Acompanhando um grupo de adolescentes nos anos 90 em meio ao horror de um novo massacre, o filme certamente se encontrará rotulado como um tributo aos slashers do período que utilizou o subgênero de muitas formas como metalinguagem, em especial Pânico. Também haverão diversas comparações com a fórmula nostálgica de Stranger Things.
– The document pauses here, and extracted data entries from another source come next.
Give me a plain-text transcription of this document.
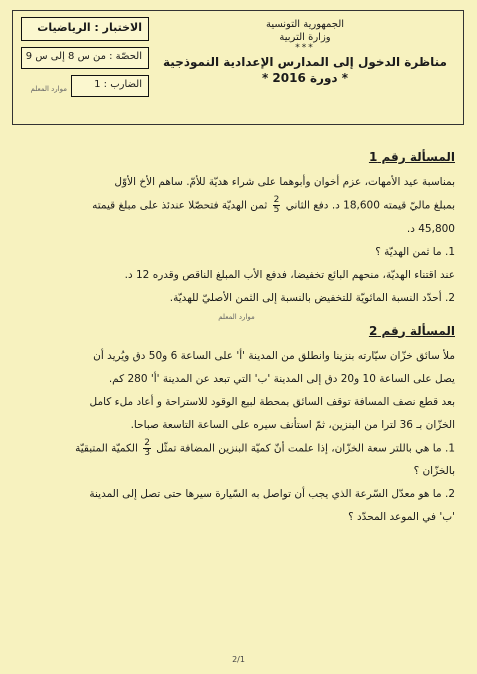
الاختبار : الرياضيات
الحصّة : من س 8 إلى س 9
الضارب : 1
موارد المعلم
الجمهورية التونسية
وزارة التربية
***
مناظرة الدخول إلى المدارس الإعدادية النموذجية
* دورة 2016 *
المسألة رقم 1

بمناسبة عيد الأمهات، عزم أخوان وأبوهما على شراء هديّة للأمّ. ساهم الأخ الأوّل

بمبلغ ماليّ قيمته 18,600 د. دفع الثاني
$\frac{2}{5}$
ثمن الهديّة فتحصّلا عندئذ على مبلغ قيمته

45,800 د.

1. ما ثمن الهديّة ؟

عند اقتناء الهديّة، منحهم البائع تخفيضا، فدفع الأب المبلغ الناقص وقدره 12 د.

2. أحدّد النسبة المائويّة للتخفيض بالنسبة إلى الثمن الأصليّ للهديّة.

موارد المعلم
المسألة رقم 2

ملأ سائق خزّان سيّارته بنزينا وانطلق من المدينة 'أ' على الساعة 6 و50 دق ويُريد أن

يصل على الساعة 10 و20 دق إلى المدينة 'ب' التي تبعد عن المدينة 'أ' 280 كم.

بعد قطع نصف المسافة توقف السائق بمحطة لبيع الوقود للاستراحة و أعاد ملء كامل

الخزّان بـ 36 لترا من البنزين، ثمّ استأنف سيره على الساعة التاسعة صباحا.

1. ما هي باللتر سعة الخزّان، إذا علمت أنّ كميّة البنزين المضافة تمثّل
$\frac{2}{3}$
الكميّة المتبقيّة

بالخزّان ؟

2. ما هو معدّل السّرعة الذي يجب أن تواصل به السّيارة سيرها حتى تصل إلى المدينة

'ب' في الموعد المحدّد ؟

2/1
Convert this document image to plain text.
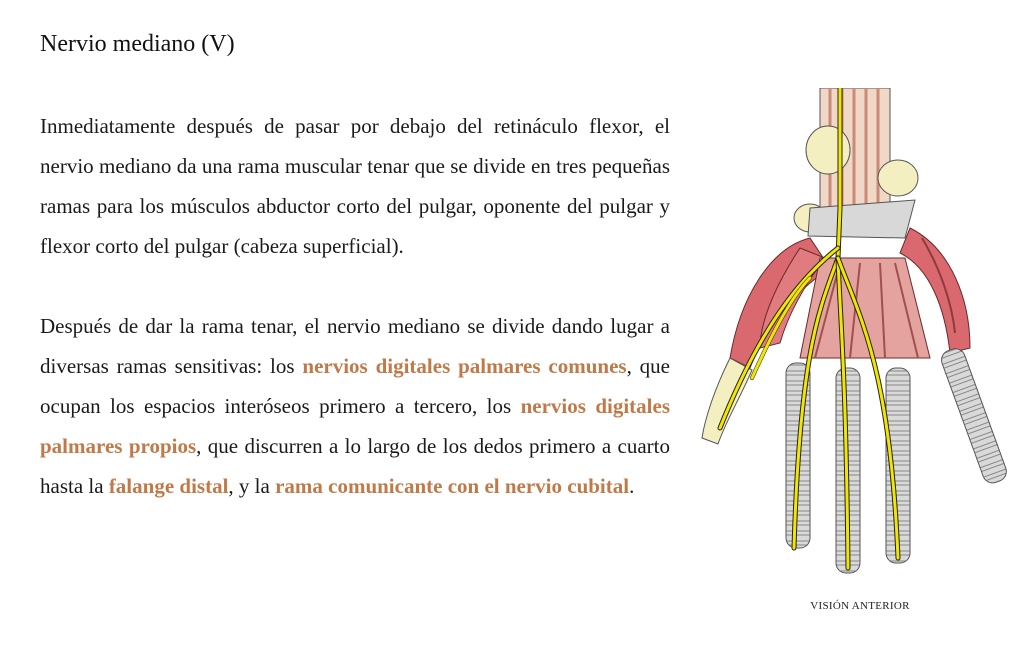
Nervio mediano (V)

Inmediatamente después de pasar por debajo del retináculo flexor, el nervio mediano da una rama muscular tenar que se divide en tres pequeñas ramas para los músculos abductor corto del pulgar, oponente del pulgar y flexor corto del pulgar (cabeza superficial).

Después de dar la rama tenar, el nervio mediano se divide dando lugar a diversas ramas sensitivas: los nervios digitales palmares comunes, que ocupan los espacios interóseos primero a tercero, los nervios digitales palmares propios, que discurren a lo largo de los dedos primero a cuarto hasta la falange distal, y la rama comunicante con el nervio cubital.

VISIÓN ANTERIOR
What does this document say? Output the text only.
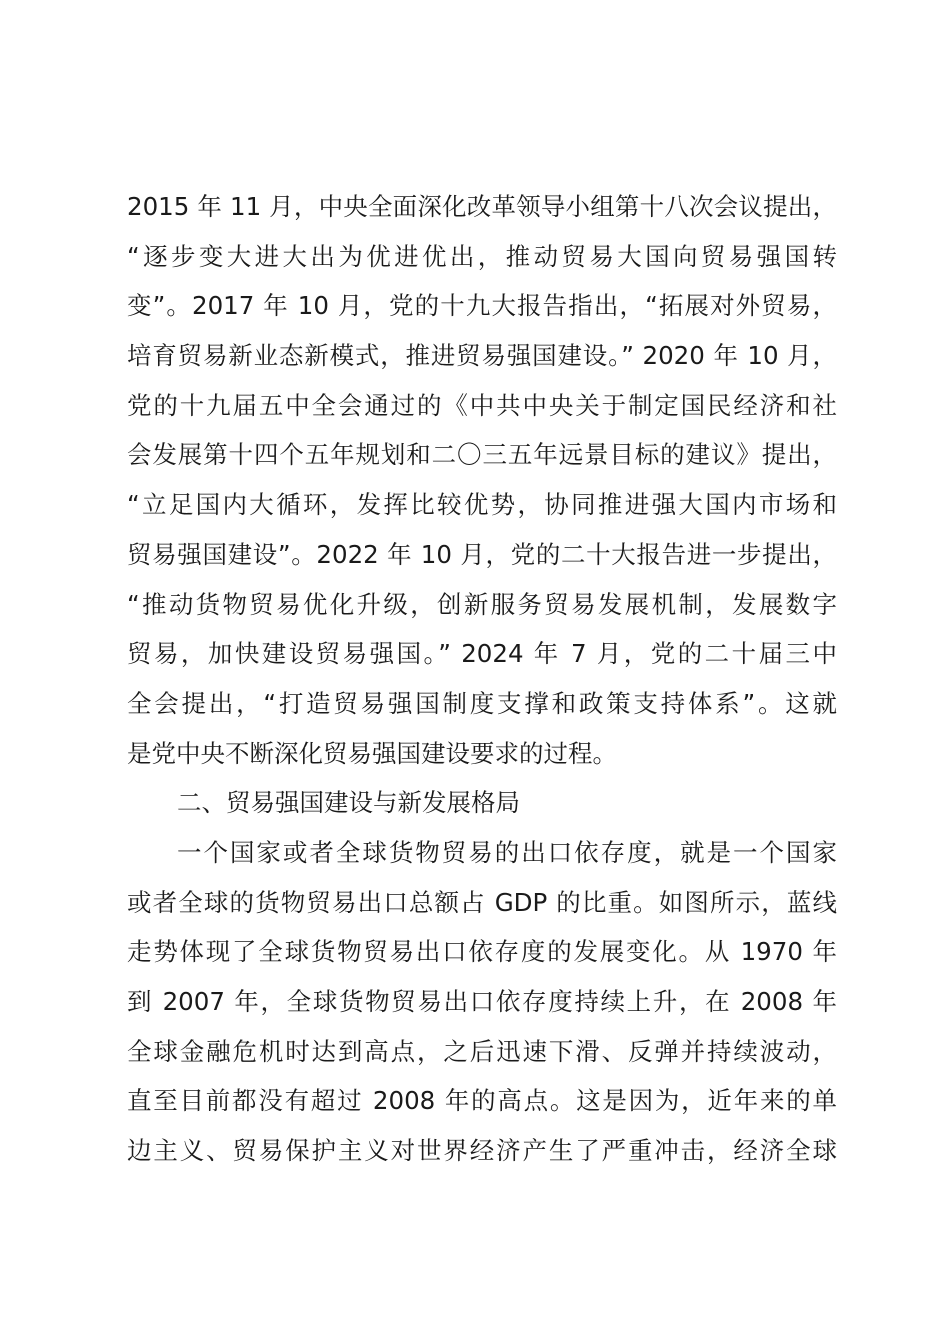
2015 年 11 月，中央全面深化改革领导小组第十八次会议提出，
“逐步变大进大出为优进优出，推动贸易大国向贸易强国转
变”。2017 年 10 月，党的十九大报告指出，“拓展对外贸易，
培育贸易新业态新模式，推进贸易强国建设。” 2020 年 10 月，
党的十九届五中全会通过的《中共中央关于制定国民经济和社
会发展第十四个五年规划和二〇三五年远景目标的建议》提出，
“立足国内大循环，发挥比较优势，协同推进强大国内市场和
贸易强国建设”。2022 年 10 月，党的二十大报告进一步提出，
“推动货物贸易优化升级，创新服务贸易发展机制，发展数字
贸易，加快建设贸易强国。” 2024 年 7 月，党的二十届三中
全会提出，“打造贸易强国制度支撑和政策支持体系”。这就
是党中央不断深化贸易强国建设要求的过程。
二、贸易强国建设与新发展格局
一个国家或者全球货物贸易的出口依存度，就是一个国家
或者全球的货物贸易出口总额占 GDP 的比重。如图所示，蓝线
走势体现了全球货物贸易出口依存度的发展变化。从 1970 年
到 2007 年，全球货物贸易出口依存度持续上升，在 2008 年
全球金融危机时达到高点，之后迅速下滑、反弹并持续波动，
直至目前都没有超过 2008 年的高点。这是因为，近年来的单
边主义、贸易保护主义对世界经济产生了严重冲击，经济全球
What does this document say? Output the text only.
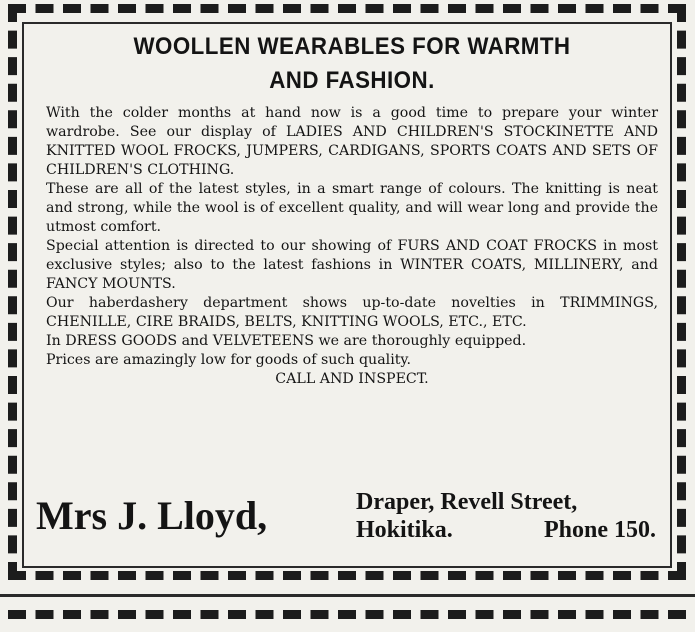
WOOLLEN WEARABLES FOR WARMTH
AND FASHION.

With the colder months at hand now is a good time to prepare your winter wardrobe. See our display of LADIES AND CHILDREN'S STOCKINETTE AND KNITTED WOOL FROCKS, JUMPERS, CARDIGANS, SPORTS COATS AND SETS OF CHILDREN'S CLOTHING.

These are all of the latest styles, in a smart range of colours. The knitting is neat and strong, while the wool is of excellent quality, and will wear long and provide the utmost comfort.

Special attention is directed to our showing of FURS AND COAT FROCKS in most exclusive styles; also to the latest fashions in WINTER COATS, MILLINERY, and FANCY MOUNTS.

Our haberdashery department shows up-to-date novelties in TRIMMINGS, CHENILLE, CIRE BRAIDS, BELTS, KNITTING WOOLS, ETC., ETC.

In DRESS GOODS and VELVETEENS we are thoroughly equipped.

Prices are amazingly low for goods of such quality.

CALL AND INSPECT.

Mrs J. Lloyd,	Draper, Revell Street,
Hokitika.	Phone 150.
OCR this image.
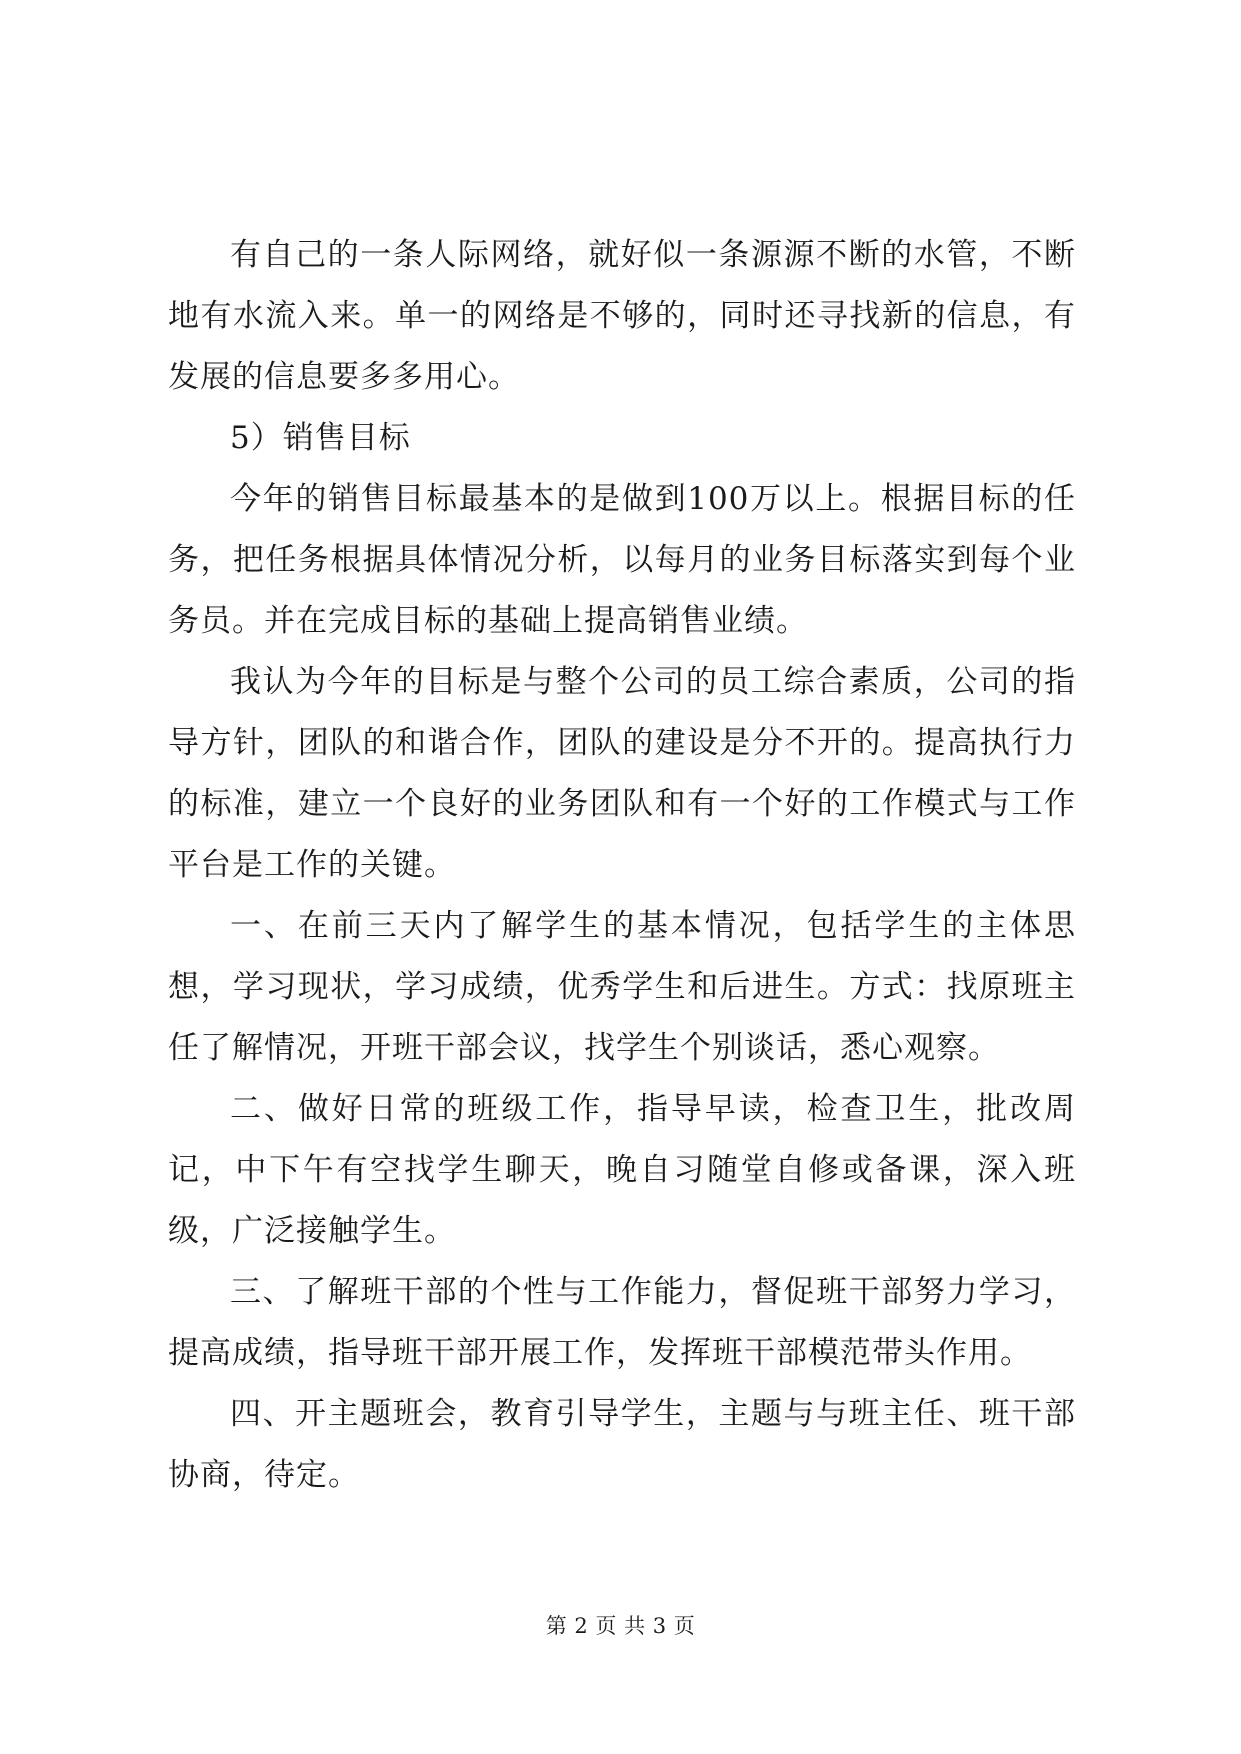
有自己的一条人际网络，就好似一条源源不断的水管，不断地有水流入来。单一的网络是不够的，同时还寻找新的信息，有发展的信息要多多用心。

5）销售目标

今年的销售目标最基本的是做到100万以上。根据目标的任务，把任务根据具体情况分析，以每月的业务目标落实到每个业务员。并在完成目标的基础上提高销售业绩。

我认为今年的目标是与整个公司的员工综合素质，公司的指导方针，团队的和谐合作，团队的建设是分不开的。提高执行力的标准，建立一个良好的业务团队和有一个好的工作模式与工作平台是工作的关键。

一、在前三天内了解学生的基本情况，包括学生的主体思想，学习现状，学习成绩，优秀学生和后进生。方式：找原班主任了解情况，开班干部会议，找学生个别谈话，悉心观察。

二、做好日常的班级工作，指导早读，检查卫生，批改周记，中下午有空找学生聊天，晚自习随堂自修或备课，深入班级，广泛接触学生。

三、了解班干部的个性与工作能力，督促班干部努力学习，提高成绩，指导班干部开展工作，发挥班干部模范带头作用。

四、开主题班会，教育引导学生，主题与与班主任、班干部协商，待定。

第 2 页 共 3 页
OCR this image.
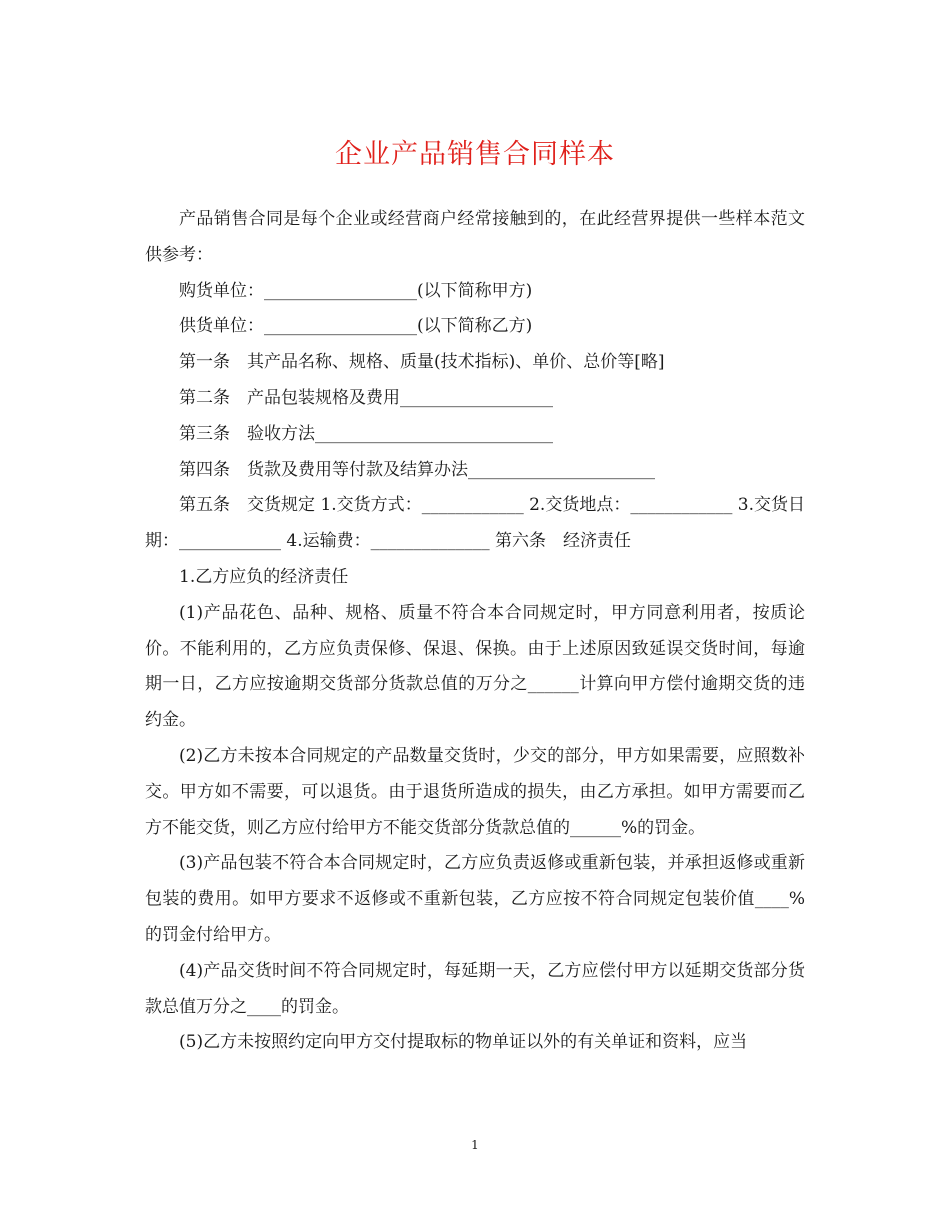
企业产品销售合同样本

产品销售合同是每个企业或经营商户经常接触到的，在此经营界提供一些样本范文供参考：

购货单位：__________________(以下简称甲方)

供货单位：__________________(以下简称乙方)

第一条　其产品名称、规格、质量(技术指标)、单价、总价等[略]

第二条　产品包装规格及费用__________________

第三条　验收方法____________________________

第四条　货款及费用等付款及结算办法______________________

第五条　交货规定 1.交货方式：____________ 2.交货地点：____________ 3.交货日期：____________ 4.运输费：______________ 第六条　经济责任

1.乙方应负的经济责任

(1)产品花色、品种、规格、质量不符合本合同规定时，甲方同意利用者，按质论价。不能利用的，乙方应负责保修、保退、保换。由于上述原因致延误交货时间，每逾期一日，乙方应按逾期交货部分货款总值的万分之______计算向甲方偿付逾期交货的违约金。

(2)乙方未按本合同规定的产品数量交货时，少交的部分，甲方如果需要，应照数补交。甲方如不需要，可以退货。由于退货所造成的损失，由乙方承担。如甲方需要而乙方不能交货，则乙方应付给甲方不能交货部分货款总值的______%的罚金。

(3)产品包装不符合本合同规定时，乙方应负责返修或重新包装，并承担返修或重新包装的费用。如甲方要求不返修或不重新包装，乙方应按不符合同规定包装价值____%的罚金付给甲方。

(4)产品交货时间不符合同规定时，每延期一天，乙方应偿付甲方以延期交货部分货款总值万分之____的罚金。

(5)乙方未按照约定向甲方交付提取标的物单证以外的有关单证和资料，应当

1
E, bem, essas comparações estão corretas… até certo ponto, pois a proposta da cineasta/roteirista Leigh Janiak se baseia em uma homenagem plural mesclada com um discurso contemporâneo, elevando a obra para além do tributo.

Misturando slasher com ocultismo, algo bastante raro, pelo menos para mim, no gênero de terror, a primeira entrada na trilogia faz uso de convenções do gênero e iconografia como uma ferramenta familiar, mas também como um meio de desorientação. É só notarmos como a cena inicial é um homage para o início de Pânico, a base para ambientação slasher da obra, mas, do mesmo modo, subverte a sequência ao trazer um desfecho que quebra o suspense do assassino. E eu gosto bastante dessas “brincadeiras” e inversões de tradições que a cineasta concebe durante a experiência. Mantendo o público focado no maníaco que empunha uma faca, o filme cria uma superfície slasher enquanto procura o supernatural como mitologia, além de vários contornos de comentário social, influenciada por outro ícone do gênero, George A. Romero, como também o melodrama juvenil Riverdale, no qual vemos a narrativa revirar arquétipos de personagens estereotipados ao mesmo tempo que reafirma alguns, normalmente para fazer humor negro.

Desde a discussão de preconceito e dificuldade de auto aceitação de um casal LGBT, o atleta otário sendo o primeiro a morrer, diversificação étnica, a popular não-loira que vende drogas, entre outros, Rua do Medo: 1994 – Parte 1 procura muito mais caminhos de construção dramáticas progressistas, enquanto sustenta uma embalagem nostálgica que insere elementos de vários subgêneros do terror. E é interessante destacar como o roteiro equilibra bem a amálgama de componente diversos, no qual o melodrama juvenil, se caracteristicamente bobinho, como, aliás, ele deve ser, não soa forçado nos seus debates modernos, mas trazem personagens mais profundos e cativantes do que normalmente vemos em slashers.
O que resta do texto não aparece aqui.